El viejo farol
Cuentos de Andersen
En una callecita adoquinada, donde las casas se apretujaban unas contra otras como si tuvieran frío, vivía un farol muy, muy viejo. No era un farol cualquiera; era de esos que habían visto pasar a los abuelos de los abuelos, y conocía todas las historias de la calle. Su trabajo era sencillo pero importante: cuando el sol se iba a dormir, él encendía su luz para que la gente pudiera ver el camino.
El viejo farol amaba su trabajo. Le gustaba ver a los niños jugar hasta tarde, a las parejas pasear cogidas de la mano y escuchar las canciones que a veces cantaba el panadero al cerrar su tienda. Pero un día, escuchó a unos señores con papeles importantes decir: "Este farol ya está muy viejo. Pondremos uno nuevo, más moderno y brillante".
El corazón de metal del farol se encogió un poquito. ¿Qué sería de él? ¿Lo tirarían a un montón de chatarra? Se sintió muy triste.
Esa noche, mientras brillaba con una luz un poco temblorosa por la pena, el Viento, que era un viejo amigo suyo y siempre le contaba chismes de otros lugares, le susurró:
"No te preocupes, amigo farol. Te voy a dar un regalo. Podrás recordar todo lo que has visto, cada estrella fugaz, cada risa, cada secreto que te han contado las sombras".

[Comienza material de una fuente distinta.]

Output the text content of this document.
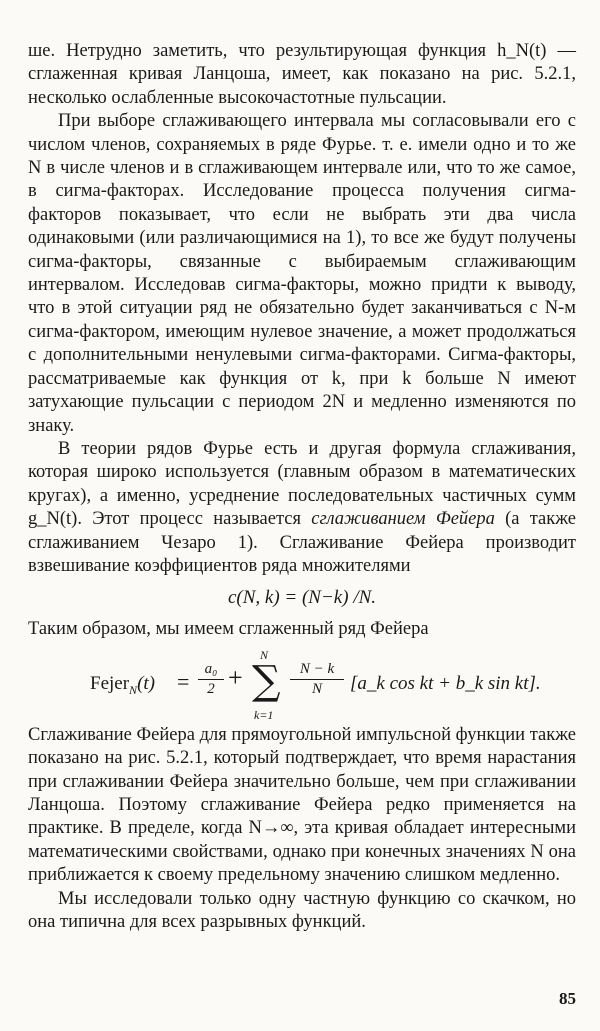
ше. Нетрудно заметить, что результирующая функция h_N(t) — сглаженная кривая Ланцоша, имеет, как показано на рис. 5.2.1, несколько ослабленные высокочастотные пульсации.

При выборе сглаживающего интервала мы согласовывали его с числом членов, сохраняемых в ряде Фурье. т. е. имели одно и то же N в числе членов и в сглаживающем интервале или, что то же самое, в сигма-факторах. Исследование процесса получения сигма-факторов показывает, что если не выбрать эти два числа одинаковыми (или различающимися на 1), то все же будут получены сигма-факторы, связанные с выбираемым сглаживающим интервалом. Исследовав сигма-факторы, можно придти к выводу, что в этой ситуации ряд не обязательно будет заканчиваться с N-м сигма-фактором, имеющим нулевое значение, а может продолжаться с дополнительными ненулевыми сигма-факторами. Сигма-факторы, рассматриваемые как функция от k, при k больше N имеют затухающие пульсации с периодом 2N и медленно изменяются по знаку.

В теории рядов Фурье есть и другая формула сглаживания, которая широко используется (главным образом в математических кругах), а именно, усреднение последовательных частичных сумм g_N(t). Этот процесс называется сглаживанием Фейера (а также сглаживанием Чезаро 1). Сглаживание Фейера производит взвешивание коэффициентов ряда множителями

c(N, k) = (N−k) /N.

Таким образом, мы имеем сглаженный ряд Фейера

Fejer$_N$(t) =	a₀
2 +
N
∑
k=1
N − k
N	[a_k cos kt + b_k sin kt].

Сглаживание Фейера для прямоугольной импульсной функции также показано на рис. 5.2.1, который подтверждает, что время нарастания при сглаживании Фейера значительно больше, чем при сглаживании Ланцоша. Поэтому сглаживание Фейера редко применяется на практике. В пределе, когда N→∞, эта кривая обладает интересными математическими свойствами, однако при конечных значениях N она приближается к своему предельному значению слишком медленно.

Мы исследовали только одну частную функцию со скачком, но она типична для всех разрывных функций.

85
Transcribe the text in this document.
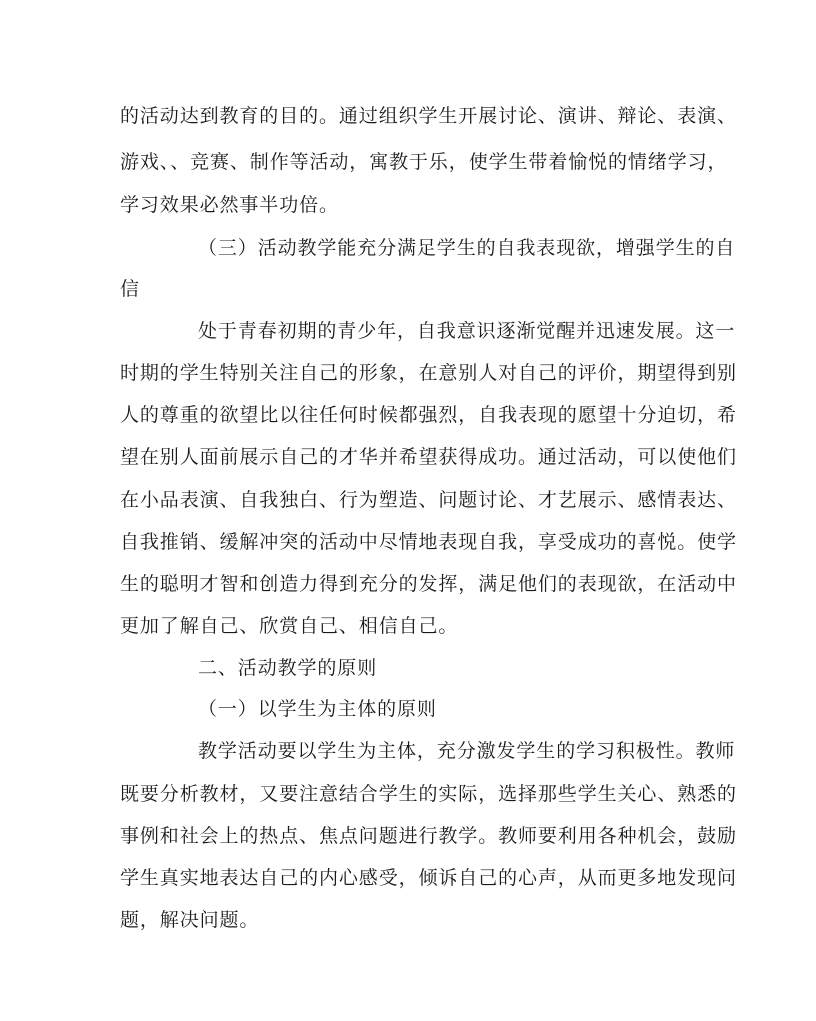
的活动达到教育的目的。通过组织学生开展讨论、演讲、辩论、表演、
游戏、、竞赛、制作等活动，寓教于乐，使学生带着愉悦的情绪学习，
学习效果必然事半功倍。
（三）活动教学能充分满足学生的自我表现欲，增强学生的自
信
处于青春初期的青少年，自我意识逐渐觉醒并迅速发展。这一
时期的学生特别关注自己的形象，在意别人对自己的评价，期望得到别
人的尊重的欲望比以往任何时候都强烈，自我表现的愿望十分迫切，希
望在别人面前展示自己的才华并希望获得成功。通过活动，可以使他们
在小品表演、自我独白、行为塑造、问题讨论、才艺展示、感情表达、
自我推销、缓解冲突的活动中尽情地表现自我，享受成功的喜悦。使学
生的聪明才智和创造力得到充分的发挥，满足他们的表现欲，在活动中
更加了解自己、欣赏自己、相信自己。
二、活动教学的原则
（一）以学生为主体的原则
教学活动要以学生为主体，充分激发学生的学习积极性。教师
既要分析教材，又要注意结合学生的实际，选择那些学生关心、熟悉的
事例和社会上的热点、焦点问题进行教学。教师要利用各种机会，鼓励
学生真实地表达自己的内心感受，倾诉自己的心声，从而更多地发现问
题，解决问题。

Luego, la Luna, redonda y plateada como una moneda de plata gigante, se asomó entre las nubes y le dijo con voz suave:
"Y yo te daré otro regalo, querido farol. Aunque ya no tengas tu llama de gas, siempre tendrás una luz especial en tu interior, la luz de todos los buenos momentos que has iluminado".
Las Estrellas, que parpadeaban curiosas desde el cielo oscuro, también quisieron participar:
"Nosotras te regalamos la alegría de saber que fuiste importante. Cada noche que brillaste, hiciste este rincón del mundo un poquito más seguro y bonito".
Al día siguiente, unos hombres vinieron y, con mucho cuidado, bajaron al viejo farol de su poste. El farol cerró sus ojos de cristal, un poco asustado, pero recordando los regalos de sus amigos.
Pero, ¿saben qué pasó? El farol no terminó en un basurero. Un señor mayor, que había sido vigilante nocturno durante muchos años y conocía bien al farol, lo vio y pensó: "¡Qué farol tan bonito! Sería perfecto para mi casita en el campo".
Así que el vigilante se llevó el farol a su hogar. Él y su esposa lo limpiaron con mucho cariño, le quitaron el polvo de los años y lo pulieron hasta que su metal brilló como nuevo. En lugar de gas, le pusieron dentro una vela grande y bonita.
Y así, el viejo farol volvió a iluminar. Ya no una calle entera, sino la pequeña y acogedora sala del vigilante y su esposa. Desde su nuevo rincón, el farol escuchaba las historias que el vigilante contaba sobre sus noches de trabajo, veía a la esposa tejer calcetines de lana y se sentía muy, muy feliz.
A veces, cuando el viento soplaba suave por la ventana, el farol recordaba sus días en la calle, las estrellas y la luna. Pero ahora tenía un nuevo hogar, nuevos amigos y una nueva luz que dar. Y así, el viejo farol, lleno de recuerdos y con una nueva misión, siguió brillando, demostrando que incluso las cosas viejas pueden encontrar una nueva y maravillosa felicidad.